Events from Around Town: The Climate and Energy Nexus

Starting at 9 a.m. this morning, our friends at the Pew
Center for Global Climate Change are hosting an event at the Newseum in
Washington, “Toward
Climate and Energy Solutions
,” featuring former U.S. Senator John Warner, Entergy
CEO Wayne Leonard, Resources for the Future President Phil Sharp, moderated by
NBC’s Ann Thompson. For those of you unable to join downtown, you can watch the
webcast here.
(I recommend you tune in.)   

The event couldn’t come at a better time. As the economy
slowly rebounds, competing priorities for scarce federal and private sector dollars
continue to threaten to edge out important opportunities to invest in green
energy technologies.

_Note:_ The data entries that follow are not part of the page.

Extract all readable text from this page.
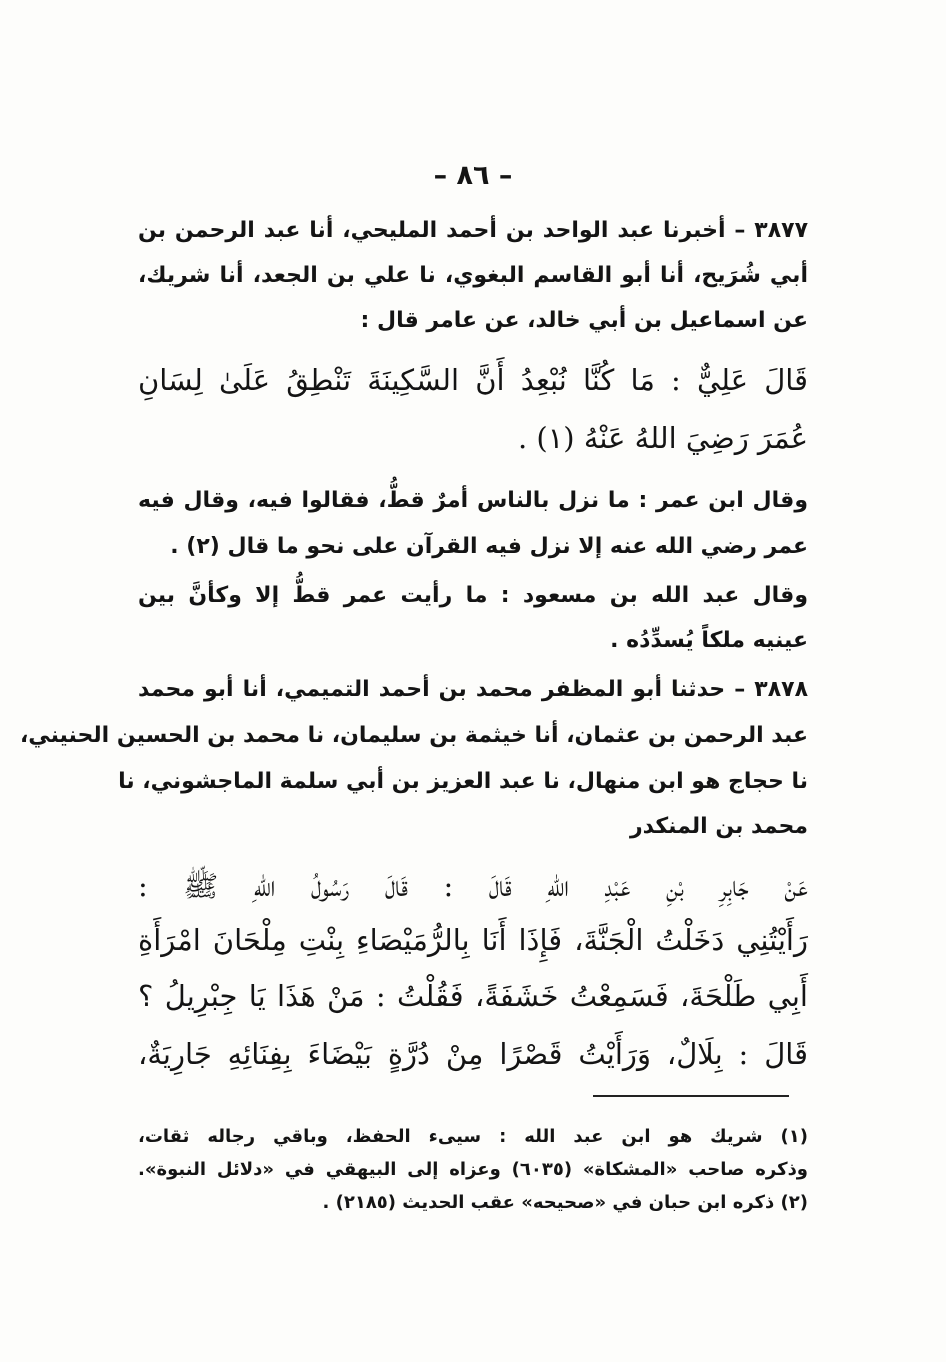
– ٨٦ –
٣٨٧٧ – أخبرنا عبد الواحد بن أحمد المليحي، أنا عبد الرحمن بن
أبي شُرَيح، أنا أبو القاسم البغوي، نا علي بن الجعد، أنا شريك،
عن اسماعيل بن أبي خالد، عن عامر قال :
قَالَ عَلِيٌّ : مَا كُنَّا نُبْعِدُ أَنَّ السَّكِينَةَ تَنْطِقُ عَلَىٰ لِسَانِ
عُمَرَ رَضِيَ اللهُ عَنْهُ (١) .
وقال ابن عمر : ما نزل بالناس أمرٌ قطُّ، فقالوا فيه، وقال فيه
عمر رضي الله عنه إلا نزل فيه القرآن على نحو ما قال (٢) .
وقال عبد الله بن مسعود : ما رأيت عمر قطُّ إلا وكأنَّ بين
عينيه ملكاً يُسدِّدُه .
٣٨٧٨ – حدثنا أبو المظفر محمد بن أحمد التميمي، أنا أبو محمد
عبد الرحمن بن عثمان، أنا خيثمة بن سليمان، نا محمد بن الحسين الحنيني،
نا حجاج هو ابن منهال، نا عبد العزيز بن أبي سلمة الماجشوني، نا
محمد بن المنكدر
عَنْ جَابِرِ بْنِ عَبْدِ اللهِ قَالَ : قَالَ رَسُولُ اللهِ ﷺ :
رَأَيْتُنِي دَخَلْتُ الْجَنَّةَ، فَإِذَا أَنَا بِالرُّمَيْصَاءِ بِنْتِ مِلْحَانَ امْرَأَةِ
أَبِي طَلْحَةَ، فَسَمِعْتُ خَشَفَةً، فَقُلْتُ : مَنْ هَذَا يَا جِبْرِيلُ ؟
قَالَ : بِلَالٌ، وَرَأَيْتُ قَصْرًا مِنْ دُرَّةٍ بَيْضَاءَ بِفِنَائِهِ جَارِيَةٌ،
(١) شريك هو ابن عبد الله : سيىء الحفظ، وباقي رجاله ثقات،
وذكره صاحب «المشكاة» (٦٠٣٥) وعزاه إلى البيهقي في «دلائل النبوة».
(٢) ذكره ابن حبان في «صحيحه» عقب الحديث (٢١٨٥) .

The Pew Center event is meant in part to renew the
conversation on energy and climate security and develop solutions for
mobilizing action and investment to help foster the clean energy sector America
needs to make serious progress on reducing its greenhouse gas emissions while
ensuring access to more reliable sources of energy.

And when I say the event couldn’t come at a better time, I
mean it. Just this morning, The Wall
Street Journal
reported that the International Energy Agency (IEA) issued a
warning yesterday that “Dangerous
climate change will be ‘locked in’ within little more than five years and there
are few signs that the world will stop this happening
.”

The Wall Street Journal added that:

To prevent long-term average global
temperatures rising more than two Celsius above pre-industrial levels, the
world would have to make immediate and drastic changes to its energy and
industrial policies that look unlikely in current circumstances, the IEA said.

Limiting the increase in
temperatures to two Celsius, widely seen as the maximum safe increase, would
require the reversal of several of the strongest trends in energy consumption.
The use of both coal and oil, which together provided 60% of world energy in
2009, would need to start falling by 2016, the IEA said. Under current trends,
coal and oil use are forecast to rise by 60% and 25% respectively between 2009
and 2035.

 

At the same time, rate of increase
in energy efficiency and the amount of energy generated by wind, wave and solar
and nuclear power will have to increase dramatically, the IEA said.


These changes would require an
additional $15.2 trillion investment in clean energy by 2035, the IEA said.
This cost would be offset somewhat by a $4.6 trillion reduction in the need for
investment in fossil fuel production and lower forecasts for oil, gas and coal
prices.

We are approaching a potential inflection point. With the
right investments and political will the United States can help kick start a
major global transition in the energy sector that will profoundly shape the
security environment in the future. Indeed, given the likely climate change
manifestations that are likely to develop in a world where the average temperature
has increased passed two degrees Celsius – including drought, more frequent and
intense storms, sea level rise and coastal flooding – and the political and
social consequences that could occur in countries vulnerable to environmental
disruptions, like Afghanistan, Pakistan and Yemen, the United States has every
incentive to do what it can to prevent those conditions from developing.